Chiariti i grandi orizzonti, riguardanti il presbitero che è sacramento vivente di Cristo seminatore, pescatore e pastore; l’autonomia e la maturità come capacità di scegliere e riscegliere il mistero di cui si è portatori nel e attraverso il ministero; lo scegliere ed il riscegliere la propria vocazione di uomini, di credente e di prete; l’accettazione di una Chiesa in situazioni di passaggio da una cristianità all’altra,  bisogna guardare avanti cercando di realizzare quello che storicamente e concretamente è possibile, anche se in misura minima.

In questo caso,  gli occhi (= i grandi orizzonti), guideranno i piedi (= scelte possibili, piccole e lente) ed i piedi daranno concretezza agli occhi.

Tra il non ancora ed il già, ci sarà un raccordo pieno di speranza poiché la storia è nelle mani di Cristo Risorto. L’esperienza c’insegna che la speranza sorge nel cuore della prova. Spesso prende corpo nello sconforto. Nel momento in cui tocchiamo il fondo del pozzo, ecco che tutto può ripartire di nuovo. E’ nel corso della notte, infatti, che possiamo vedere l’alba sorgere.

Ma la speranza non è una semplice attesa di un domani più felice. C’è speranza solida e vivace solo nell’impegno personale che ci incita a porre fin da ora i fondamenti per migliori condizioni di vita.

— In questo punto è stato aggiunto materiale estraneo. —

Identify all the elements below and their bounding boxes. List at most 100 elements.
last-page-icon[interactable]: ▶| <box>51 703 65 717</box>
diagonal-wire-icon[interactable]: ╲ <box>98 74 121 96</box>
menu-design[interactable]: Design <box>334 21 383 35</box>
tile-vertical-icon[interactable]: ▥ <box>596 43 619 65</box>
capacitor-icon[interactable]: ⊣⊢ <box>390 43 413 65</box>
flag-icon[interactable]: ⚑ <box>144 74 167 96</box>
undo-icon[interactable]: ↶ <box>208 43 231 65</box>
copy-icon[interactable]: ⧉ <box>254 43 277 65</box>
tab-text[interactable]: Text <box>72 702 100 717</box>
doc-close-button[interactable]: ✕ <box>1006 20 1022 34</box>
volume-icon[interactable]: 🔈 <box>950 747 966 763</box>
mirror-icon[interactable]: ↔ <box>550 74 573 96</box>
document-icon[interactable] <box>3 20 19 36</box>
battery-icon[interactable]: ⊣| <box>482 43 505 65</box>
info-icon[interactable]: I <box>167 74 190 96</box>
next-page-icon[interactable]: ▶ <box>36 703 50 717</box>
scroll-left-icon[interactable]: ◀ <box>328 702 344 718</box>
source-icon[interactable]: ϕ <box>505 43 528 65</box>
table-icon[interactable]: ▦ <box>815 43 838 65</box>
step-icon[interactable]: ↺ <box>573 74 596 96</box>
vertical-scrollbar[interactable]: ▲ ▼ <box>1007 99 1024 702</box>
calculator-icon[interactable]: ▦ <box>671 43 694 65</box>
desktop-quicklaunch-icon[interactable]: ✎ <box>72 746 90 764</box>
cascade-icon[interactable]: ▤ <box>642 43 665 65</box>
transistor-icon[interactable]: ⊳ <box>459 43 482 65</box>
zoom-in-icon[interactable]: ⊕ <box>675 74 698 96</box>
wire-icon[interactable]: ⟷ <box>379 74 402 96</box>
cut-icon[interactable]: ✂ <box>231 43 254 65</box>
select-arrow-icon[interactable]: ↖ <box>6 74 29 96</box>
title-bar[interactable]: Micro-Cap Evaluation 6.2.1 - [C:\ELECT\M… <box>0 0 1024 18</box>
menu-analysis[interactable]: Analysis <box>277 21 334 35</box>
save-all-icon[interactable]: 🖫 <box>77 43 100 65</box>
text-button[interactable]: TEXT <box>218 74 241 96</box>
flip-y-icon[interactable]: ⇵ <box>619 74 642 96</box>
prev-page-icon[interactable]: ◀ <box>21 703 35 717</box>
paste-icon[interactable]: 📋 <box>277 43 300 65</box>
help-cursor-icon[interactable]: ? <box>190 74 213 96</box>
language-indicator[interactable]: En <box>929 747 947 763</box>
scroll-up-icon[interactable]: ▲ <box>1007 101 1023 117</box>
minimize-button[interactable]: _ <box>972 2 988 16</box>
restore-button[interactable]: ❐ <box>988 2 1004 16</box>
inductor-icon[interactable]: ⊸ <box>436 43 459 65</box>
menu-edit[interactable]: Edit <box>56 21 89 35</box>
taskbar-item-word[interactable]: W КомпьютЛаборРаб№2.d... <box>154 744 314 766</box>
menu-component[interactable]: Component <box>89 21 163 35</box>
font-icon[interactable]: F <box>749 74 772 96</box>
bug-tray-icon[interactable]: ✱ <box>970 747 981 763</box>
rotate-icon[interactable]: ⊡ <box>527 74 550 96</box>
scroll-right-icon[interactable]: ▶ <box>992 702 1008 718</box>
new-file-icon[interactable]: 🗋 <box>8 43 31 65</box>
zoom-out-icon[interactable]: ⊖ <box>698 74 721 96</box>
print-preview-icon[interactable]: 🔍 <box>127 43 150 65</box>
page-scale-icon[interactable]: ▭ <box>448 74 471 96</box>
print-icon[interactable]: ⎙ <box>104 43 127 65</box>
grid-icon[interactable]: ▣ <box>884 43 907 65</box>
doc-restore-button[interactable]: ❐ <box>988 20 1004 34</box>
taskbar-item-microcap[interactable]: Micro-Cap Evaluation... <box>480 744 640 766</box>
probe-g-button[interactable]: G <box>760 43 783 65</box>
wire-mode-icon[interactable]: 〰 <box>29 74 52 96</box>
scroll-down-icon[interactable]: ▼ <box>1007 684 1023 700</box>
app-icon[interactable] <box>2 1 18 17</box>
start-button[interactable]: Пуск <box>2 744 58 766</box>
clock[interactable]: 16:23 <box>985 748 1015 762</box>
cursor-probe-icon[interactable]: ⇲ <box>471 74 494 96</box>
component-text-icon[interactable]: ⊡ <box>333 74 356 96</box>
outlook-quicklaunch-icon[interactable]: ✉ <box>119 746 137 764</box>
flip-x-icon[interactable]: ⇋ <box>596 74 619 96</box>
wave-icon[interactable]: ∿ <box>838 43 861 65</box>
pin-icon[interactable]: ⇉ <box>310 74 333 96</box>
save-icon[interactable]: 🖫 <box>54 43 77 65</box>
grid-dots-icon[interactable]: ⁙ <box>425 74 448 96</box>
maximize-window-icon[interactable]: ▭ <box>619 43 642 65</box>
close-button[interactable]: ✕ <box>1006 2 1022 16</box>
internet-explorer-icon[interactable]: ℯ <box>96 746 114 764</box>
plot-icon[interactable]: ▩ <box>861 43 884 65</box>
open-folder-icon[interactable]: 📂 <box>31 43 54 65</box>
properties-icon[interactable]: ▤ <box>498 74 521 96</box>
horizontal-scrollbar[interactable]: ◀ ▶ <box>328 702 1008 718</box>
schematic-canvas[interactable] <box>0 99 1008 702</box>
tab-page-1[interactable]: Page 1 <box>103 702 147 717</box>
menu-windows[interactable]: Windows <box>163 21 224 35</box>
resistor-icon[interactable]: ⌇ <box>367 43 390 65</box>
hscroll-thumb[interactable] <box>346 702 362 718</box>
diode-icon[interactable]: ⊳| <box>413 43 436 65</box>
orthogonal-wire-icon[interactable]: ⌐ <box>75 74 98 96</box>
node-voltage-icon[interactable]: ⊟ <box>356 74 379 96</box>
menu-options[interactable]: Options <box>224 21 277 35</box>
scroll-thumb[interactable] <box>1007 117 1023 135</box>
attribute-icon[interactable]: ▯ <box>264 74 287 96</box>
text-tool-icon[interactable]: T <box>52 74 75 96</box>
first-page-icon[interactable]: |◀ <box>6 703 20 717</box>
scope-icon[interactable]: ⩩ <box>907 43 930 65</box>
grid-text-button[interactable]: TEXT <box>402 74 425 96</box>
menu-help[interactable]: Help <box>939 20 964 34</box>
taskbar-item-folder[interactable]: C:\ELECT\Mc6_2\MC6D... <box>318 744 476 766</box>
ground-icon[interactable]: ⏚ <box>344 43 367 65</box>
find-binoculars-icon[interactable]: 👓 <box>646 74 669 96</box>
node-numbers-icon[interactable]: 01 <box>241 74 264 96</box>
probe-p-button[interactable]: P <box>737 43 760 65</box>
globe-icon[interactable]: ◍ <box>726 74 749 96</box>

Infine la speranza non si vive mai da soli. E’ portata da un gruppo, da una comunità, da un popolo.  Questo impegno acquista maggiore dinamismo, se si consolida nella fede in un Dio-amore e non in un Dio-“curiale”, formalizzato dai canoni del Codice di Diritto Canonico, ma presente, come Padre amoroso, nel cuore del nostro mondo in divenire, come ci testimoniano la vita ed il messaggio di Gesù di Nazareth.

Giuseppe




[1] Cfr. Vita pastorale, n. 7- luglio2004, pp.24-31.